BitBIRCH: Efficiently Clustering 1 Billion Molecules

Abstract:

The widespread use of Machine Learning (ML) techniques in chemical applications has come with the pressing need to analyze extremely large molecular libraries. In particular, clustering remains one of the most common tools to dissect the chemical space. Unfortunately, most current approaches present unfavorable time and memory scaling, which makes them unsuitable to handle million- and billion-sized sets. Here, we propose to bypass these problems with a time- and memory-efficient clustering algorithm, BitBIRCH. This method uses a tree structure similar to the one found in the Balanced Iterative Reducing and Clustering using Hierarchies (BIRCH) algorithm to ensure O(N) time scaling. BitBIRCH leverages the instant similarity (iSIM) formalism to process binary fingerprints, allowing the use of Tanimoto similarity and reducing memory requirements. Our tests show that BitBIRCH is already > 1,000 times faster than standard implementations of the Taylor-Butina clustering for libraries with 1,500,000 molecules. Furthermore, we explore strategies to handle tremendously larger sets, which we applied in the clustering of one billion molecules under 5 hours using a parallel/iterative BitBIRCH approximation. To the best of our knowledge, this is the first time a billion molecules have been clustered. BitBIRCH increases efficiency without compromising the quality of the resulting clusters, which we were able to conclude by assessing for the Calinski-Harabasz and Davies-Bouldin indices.

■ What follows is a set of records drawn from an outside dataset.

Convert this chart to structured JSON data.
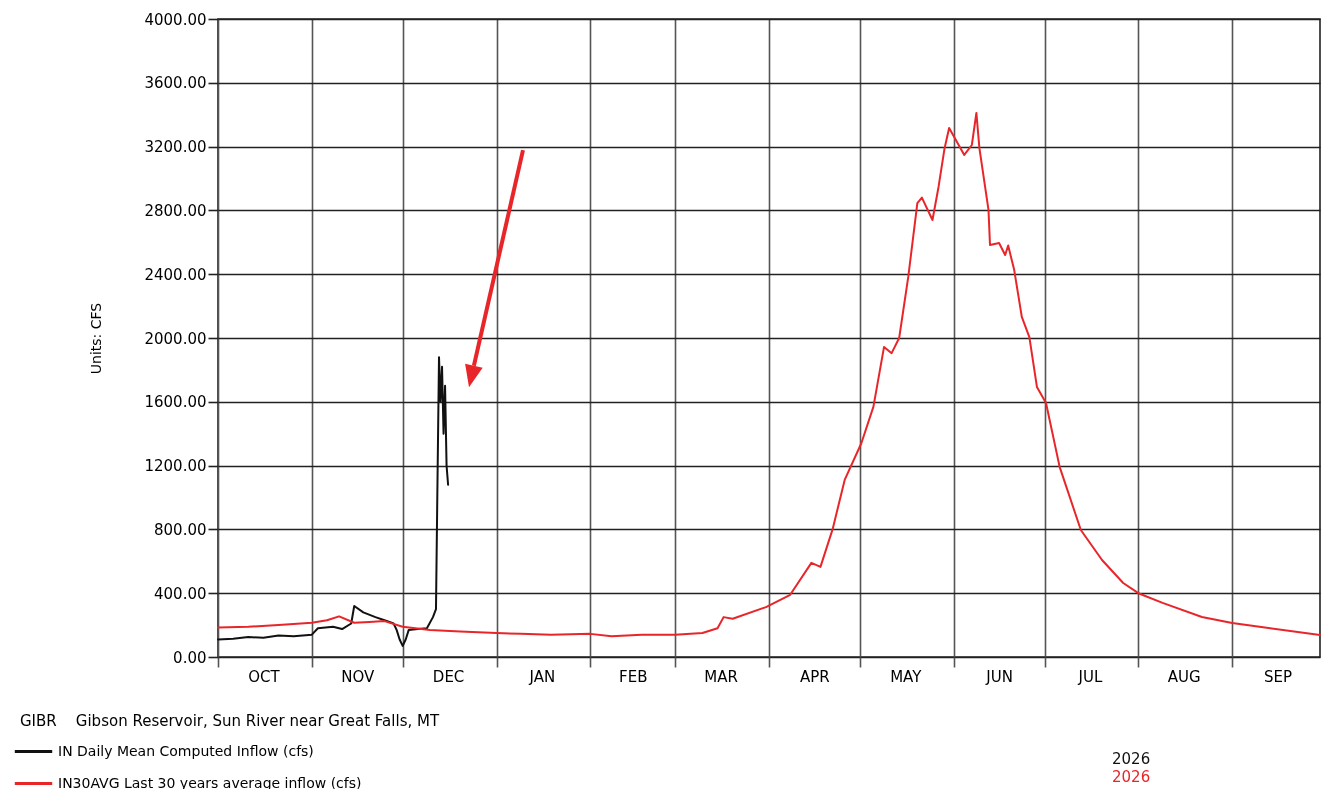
{
  "chart_data": {
    "type": "line",
    "title": "GIBR    Gibson Reservoir, Sun River near Great Falls, MT",
    "ylabel": "Units: CFS",
    "xlim": [
      "2025-10-01",
      "2026-09-30"
    ],
    "xticks": [
      {
        "value": "2025-10-01",
        "label": null
      },
      {
        "value": "2025-10-16",
        "label": "OCT"
      },
      {
        "value": "2025-11-01",
        "label": null
      },
      {
        "value": "2025-11-16",
        "label": "NOV"
      },
      {
        "value": "2025-12-01",
        "label": null
      },
      {
        "value": "2025-12-16",
        "label": "DEC"
      },
      {
        "value": "2026-01-01",
        "label": null
      },
      {
        "value": "2026-01-16",
        "label": "JAN"
      },
      {
        "value": "2026-02-01",
        "label": null
      },
      {
        "value": "2026-02-15",
        "label": "FEB"
      },
      {
        "value": "2026-03-01",
        "label": null
      },
      {
        "value": "2026-03-16",
        "label": "MAR"
      },
      {
        "value": "2026-04-01",
        "label": null
      },
      {
        "value": "2026-04-16",
        "label": "APR"
      },
      {
        "value": "2026-05-01",
        "label": null
      },
      {
        "value": "2026-05-16",
        "label": "MAY"
      },
      {
        "value": "2026-06-01",
        "label": null
      },
      {
        "value": "2026-06-16",
        "label": "JUN"
      },
      {
        "value": "2026-07-01",
        "label": null
      },
      {
        "value": "2026-07-16",
        "label": "JUL"
      },
      {
        "value": "2026-08-01",
        "label": null
      },
      {
        "value": "2026-08-16",
        "label": "AUG"
      },
      {
        "value": "2026-09-01",
        "label": null
      },
      {
        "value": "2026-09-16",
        "label": "SEP"
      }
    ],
    "ylim": [
      0,
      4000
    ],
    "yticks": [
      {
        "value": 0,
        "label": "0.00"
      },
      {
        "value": 400,
        "label": "400.00"
      },
      {
        "value": 800,
        "label": "800.00"
      },
      {
        "value": 1200,
        "label": "1200.00"
      },
      {
        "value": 1600,
        "label": "1600.00"
      },
      {
        "value": 2000,
        "label": "2000.00"
      },
      {
        "value": 2400,
        "label": "2400.00"
      },
      {
        "value": 2800,
        "label": "2800.00"
      },
      {
        "value": 3200,
        "label": "3200.00"
      },
      {
        "value": 3600,
        "label": "3600.00"
      },
      {
        "value": 4000,
        "label": "4000.00"
      }
    ],
    "grid": true,
    "legend": "bottom left",
    "annotations": [
      "2026",
      "2026"
    ],
    "series": [
      {
        "name": "IN Daily Mean Computed Inflow (cfs)",
        "color": "#111111",
        "x": [
          "2025-10-01",
          "2025-10-06",
          "2025-10-11",
          "2025-10-16",
          "2025-10-21",
          "2025-10-26",
          "2025-11-01",
          "2025-11-03",
          "2025-11-08",
          "2025-11-11",
          "2025-11-14",
          "2025-11-15",
          "2025-11-18",
          "2025-11-22",
          "2025-11-25",
          "2025-11-28",
          "2025-11-29",
          "2025-11-30",
          "2025-12-01",
          "2025-12-02",
          "2025-12-03",
          "2025-12-06",
          "2025-12-09",
          "2025-12-11",
          "2025-12-12",
          "2025-12-12T12:00",
          "2025-12-13",
          "2025-12-13T12:00",
          "2025-12-14",
          "2025-12-14T12:00",
          "2025-12-15",
          "2025-12-15T12:00",
          "2025-12-16"
        ],
        "values": [
          110,
          115,
          125,
          120,
          135,
          130,
          140,
          180,
          190,
          175,
          210,
          320,
          280,
          250,
          230,
          210,
          170,
          110,
          70,
          110,
          170,
          175,
          180,
          250,
          300,
          1100,
          1880,
          1600,
          1820,
          1400,
          1700,
          1200,
          1080
        ]
      },
      {
        "name": "IN30AVG Last 30 years average inflow (cfs)",
        "color": "#e8262a",
        "x": [
          "2025-10-01",
          "2025-10-11",
          "2025-10-21",
          "2025-11-01",
          "2025-11-06",
          "2025-11-10",
          "2025-11-15",
          "2025-11-20",
          "2025-11-25",
          "2025-12-01",
          "2025-12-10",
          "2025-12-20",
          "2026-01-01",
          "2026-01-09",
          "2026-01-19",
          "2026-02-01",
          "2026-02-08",
          "2026-02-18",
          "2026-03-01",
          "2026-03-10",
          "2026-03-15",
          "2026-03-17",
          "2026-03-20",
          "2026-03-31",
          "2026-04-08",
          "2026-04-15",
          "2026-04-18",
          "2026-04-22",
          "2026-04-26",
          "2026-05-01T12:00",
          "2026-05-05T12:00",
          "2026-05-09",
          "2026-05-11T12:00",
          "2026-05-14",
          "2026-05-17",
          "2026-05-20",
          "2026-05-21T12:00",
          "2026-05-25",
          "2026-05-27",
          "2026-05-29",
          "2026-05-30T12:00",
          "2026-06-04T12:00",
          "2026-06-07",
          "2026-06-08T12:00",
          "2026-06-09T12:00",
          "2026-06-12T12:00",
          "2026-06-13",
          "2026-06-16",
          "2026-06-18",
          "2026-06-19",
          "2026-06-21",
          "2026-06-23T12:00",
          "2026-06-26",
          "2026-06-28T12:00",
          "2026-07-01T12:00",
          "2026-07-06",
          "2026-07-13",
          "2026-07-20",
          "2026-07-27",
          "2026-08-01",
          "2026-08-09",
          "2026-08-22",
          "2026-09-01",
          "2026-09-13",
          "2026-09-30"
        ],
        "values": [
          185,
          190,
          200,
          215,
          230,
          255,
          215,
          220,
          225,
          190,
          170,
          160,
          150,
          145,
          140,
          145,
          130,
          140,
          140,
          150,
          180,
          250,
          240,
          313,
          390,
          590,
          565,
          800,
          1110,
          1340,
          1570,
          1944,
          1905,
          2000,
          2383,
          2846,
          2880,
          2740,
          2947,
          3190,
          3317,
          3148,
          3210,
          3411,
          3190,
          2803,
          2583,
          2596,
          2520,
          2580,
          2426,
          2132,
          2006,
          1693,
          1593,
          1192,
          796,
          608,
          464,
          400,
          339,
          251,
          213,
          182,
          138
        ]
      }
    ]
  }
}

We also explore further applications of the BitBIRCH algorithm in chemical space exploration, segmentation, and in drug-design pipelines. The problem of clustering billions of molecules was thought to be unsurmountable with current algorithms, but BitBIRCH not only makes this possible, but accomplishes this task in just a couple of hours.

Speaker:

Vicky Jung, University of Florida

Vicky Jung is an undergraduate student at the University of Florida majoring in Data Science with a minor in Bioinformatics. She works in the Miranda-Quintana Lab where she mainly assisted with BitBIRCH, a novel approach to clustering in cheminformatics.